My son is not even two years old yet, and I'm fretting about school.
Perhaps it's indicative of my Type A personality, or perhaps it's just that we live where we live. (At the playground last summer, when Nate wasn't even one, I had other mothers asking me whether I was sending him to preschool that fall.) Regardless, it's taking up a fair bit of my mental energy right now, because I'm worried about, you know, getting it right. In preschool.
The first question, of course, is whether to send him at all next fall. Three is a pretty common age at which to start preschool, and Nate will, indeed, be three next fall. But the state age cutoff for starting kindergarten is five by September 30th, and so many of the preschools have a three-by-the-30th policy, and Nate's birthday is October 6th. Less than a week later. And so we're faced with the question of whether we'd rather he be pretty much the youngest kid in his class, or the oldest.
I'd initially hoped we could just postpone thinking about this issue until closer to age 5, when he has some preschool under his belt and we can see where he is intellectually, emotionally, and socially. I'd sort of figured that we could, if necessary or advisable, give him three years of preschool.
The more I think about it, though, the more it seems like we have to give this some serious thought right now. First, if we send him to a traditional preschool program, what is he going to think when all his classmates are going to kindergarten the following fall, and he's going to stay out for another year of preschool? Second, we're considering sending him to Montessori school, where the kids spend three years in the same Primary classroom, with the third year being the kindergarten year. If we go the Montessori route and start him next fall, we're pretty much making the decision now that he'll be the youngest kid in his class.
There is sort of another option, I guess, which is to put him in a twos or 2.5s program, although those programs are very popular around here and hard to get into.

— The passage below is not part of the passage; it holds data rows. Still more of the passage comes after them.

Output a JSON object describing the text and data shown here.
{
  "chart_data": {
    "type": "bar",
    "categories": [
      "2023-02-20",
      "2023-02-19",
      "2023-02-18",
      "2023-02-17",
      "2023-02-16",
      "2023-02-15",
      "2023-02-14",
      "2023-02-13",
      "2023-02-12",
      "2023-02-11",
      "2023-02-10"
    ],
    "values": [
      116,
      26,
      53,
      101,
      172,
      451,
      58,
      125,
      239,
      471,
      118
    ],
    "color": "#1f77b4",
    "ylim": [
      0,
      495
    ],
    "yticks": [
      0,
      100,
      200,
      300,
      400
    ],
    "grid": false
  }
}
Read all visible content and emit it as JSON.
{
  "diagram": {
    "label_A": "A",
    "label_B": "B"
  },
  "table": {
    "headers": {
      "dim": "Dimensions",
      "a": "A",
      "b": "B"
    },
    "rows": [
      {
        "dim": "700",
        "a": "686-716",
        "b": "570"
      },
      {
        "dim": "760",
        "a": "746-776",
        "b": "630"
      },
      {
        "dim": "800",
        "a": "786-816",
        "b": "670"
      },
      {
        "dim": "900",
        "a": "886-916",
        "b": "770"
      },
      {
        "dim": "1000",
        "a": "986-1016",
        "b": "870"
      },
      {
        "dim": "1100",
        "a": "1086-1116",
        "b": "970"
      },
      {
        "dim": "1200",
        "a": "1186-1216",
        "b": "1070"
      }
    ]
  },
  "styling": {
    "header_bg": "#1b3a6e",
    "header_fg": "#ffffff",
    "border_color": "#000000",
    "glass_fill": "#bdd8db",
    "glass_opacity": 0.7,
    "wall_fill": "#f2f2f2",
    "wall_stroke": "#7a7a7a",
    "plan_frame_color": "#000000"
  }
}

If we do decide to send him next fall, assuming he can do a threes program, the next question is whether to send him to a play-based or a Montessori school. The Montessori schools, in addition to being crazy expensive, all seem to meet five days a week. Five days a week just seems like a lot to me, and there's not an option to attend for fewer days. At the same time, I love the Montessori philosophy and think he could really thrive in that environment (and, actually, that almost any child would thrive in that environment). We can figure out the money; if we decide it's the right fit for him, we'll just make it a priority. I just don't know whether either of us will be ready to be apart for hours every day.
(That's the other thing that's so frustrating. I'm thinking about these things an entire year ahead of time. But the preschool fair is next month, and applications are due in January and February, and the Montessori schools take applications on a rolling basis--i.e., now. And at $100 a pop just to apply, I feel like I don't want to send a bunch of applications willy-nilly in case we decide to go that route.)
The third issue is whether we want to send him to our parish preschool. The parish just opened a preschool this fall, and I'd initially assumed we would just send him there. There's a Montessori-based religious education program involved (Catechesis of the Good Shepherd), but the bulk of the program is not Montessori. I feel like, unless we decide to send him to a true Montessori school, we should support the parish school, and I've always loved the idea of having more areas of our life be tied into our faith community. They are using the September 30th birthday cutoff, but I'm pretty sure that if their threes program isn't full next fall, they'd be glad to take Nate.
Of course, the biggest problem with all of this is that it forces me to consider the fact that my precious tiny baby is continuing to get bigger and bigger and all too soon will be in school, all day, away from me, and will one day leave me altogether. This, my friends, is wholly unacceptable. And unavoidable. With my boy at age not-even-quite-two, I'm not ready to think about it yet.
Maybe I can just scrap the whole "going to school" idea and homeschool him until college.